1L’« invention de l’économie sociale » remonte au XIXe siècle (Gueslin, 1987). Elle atteint son apogée à l’occasion des expositions universelles parisiennes de 1867, 1889 et 1900 mais connaît une éclipse de la Grande Guerre jusqu’aux années 1970 en raison de l’intervention accrue de l’État dans l’économie et de la segmentation de celle-ci en plusieurs statuts – associations, coopératives, mutuelles (Dreyfus, 2017, p. 70-71). Si l’histoire de ses composantes se poursuit pendant les six décennies suivantes, leurs trajectoires se séparent.
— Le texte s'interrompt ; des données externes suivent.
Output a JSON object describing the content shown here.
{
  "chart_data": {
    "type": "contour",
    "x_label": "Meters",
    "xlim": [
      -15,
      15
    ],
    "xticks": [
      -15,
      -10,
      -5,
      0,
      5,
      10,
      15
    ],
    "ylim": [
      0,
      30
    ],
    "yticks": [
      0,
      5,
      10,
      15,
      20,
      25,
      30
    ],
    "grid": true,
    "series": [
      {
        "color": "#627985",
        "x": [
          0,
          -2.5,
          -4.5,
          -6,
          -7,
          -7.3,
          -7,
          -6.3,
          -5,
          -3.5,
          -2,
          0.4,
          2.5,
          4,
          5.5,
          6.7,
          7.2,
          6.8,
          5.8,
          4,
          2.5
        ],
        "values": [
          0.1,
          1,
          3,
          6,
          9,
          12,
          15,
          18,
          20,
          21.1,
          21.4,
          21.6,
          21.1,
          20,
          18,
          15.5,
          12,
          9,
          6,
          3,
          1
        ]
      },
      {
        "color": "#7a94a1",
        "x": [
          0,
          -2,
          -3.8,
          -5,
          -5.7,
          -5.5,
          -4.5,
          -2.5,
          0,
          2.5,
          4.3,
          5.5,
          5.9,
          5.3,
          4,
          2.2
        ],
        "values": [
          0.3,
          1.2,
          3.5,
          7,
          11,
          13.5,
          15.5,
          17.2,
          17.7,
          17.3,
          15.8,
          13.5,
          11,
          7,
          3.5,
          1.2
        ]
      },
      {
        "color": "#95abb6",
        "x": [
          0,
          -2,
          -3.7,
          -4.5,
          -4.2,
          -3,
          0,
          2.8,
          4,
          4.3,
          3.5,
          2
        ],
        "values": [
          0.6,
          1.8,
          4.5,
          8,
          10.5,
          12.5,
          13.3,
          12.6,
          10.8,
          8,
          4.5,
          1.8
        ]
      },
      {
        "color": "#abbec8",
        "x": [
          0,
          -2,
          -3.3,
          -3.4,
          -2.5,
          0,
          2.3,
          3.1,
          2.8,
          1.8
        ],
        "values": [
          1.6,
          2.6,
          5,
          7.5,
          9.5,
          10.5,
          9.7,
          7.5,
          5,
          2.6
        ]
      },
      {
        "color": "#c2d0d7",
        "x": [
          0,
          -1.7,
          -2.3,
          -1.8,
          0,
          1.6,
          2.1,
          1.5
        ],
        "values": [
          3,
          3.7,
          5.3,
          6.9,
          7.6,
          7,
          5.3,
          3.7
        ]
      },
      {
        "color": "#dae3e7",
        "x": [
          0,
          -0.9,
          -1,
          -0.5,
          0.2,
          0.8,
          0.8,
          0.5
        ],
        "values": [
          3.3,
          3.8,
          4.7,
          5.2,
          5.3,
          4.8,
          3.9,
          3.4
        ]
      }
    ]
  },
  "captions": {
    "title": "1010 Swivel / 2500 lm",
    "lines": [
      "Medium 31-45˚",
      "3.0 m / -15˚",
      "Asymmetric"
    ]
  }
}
2La « réinvention de l’économie sociale », comme ensemble structuré, date des années 1970 (Duverger, 2014b, p. 30-43). Elle tient aux transformations de l’intervention économique de l’État et procède d’un réarrangement institutionnel qui contribue à l’essor de la société civile. Un Comité national de liaison des activités mutualistes, coopératives et associatives (CNLAMCA) est créé en 1970. Fondé sur les principes de liberté d’adhésion, gestion démocratique, absence de but lucratif et indépendance vis-à-vis de l’État, il fonctionne comme un groupe d’intérêt qui a pour mission de relier ses mouvements constitutifs et d’influencer les politiques publiques.

3L’attention accordée à cette résurgence de l’économie sociale soulève immédiatement le problème de son institutionnalisation, que seule l’exploration du double mouvement d’organisation d’une société civile et d’intégration aux politiques publiques permet de comprendre. Notre analyse se concentrera sur les trois principaux cycles de cette institutionnalisation pour saisir la structuration du champ de l’Économie sociale et solidaire (ESS) : l’amorçage par Michel Rocard suivi de la création du secrétariat d’État de Jean Gatel, puis la convergence de l’économie sociale et de l’économie solidaire avec le secrétariat d’État de Guy Hascoët et enfin la loi de reconnaissance de l’ESS du 31 juillet 2014 portée par le ministère de Benoît Hamon.

La première politique publique d’économie sociale (1981-1986)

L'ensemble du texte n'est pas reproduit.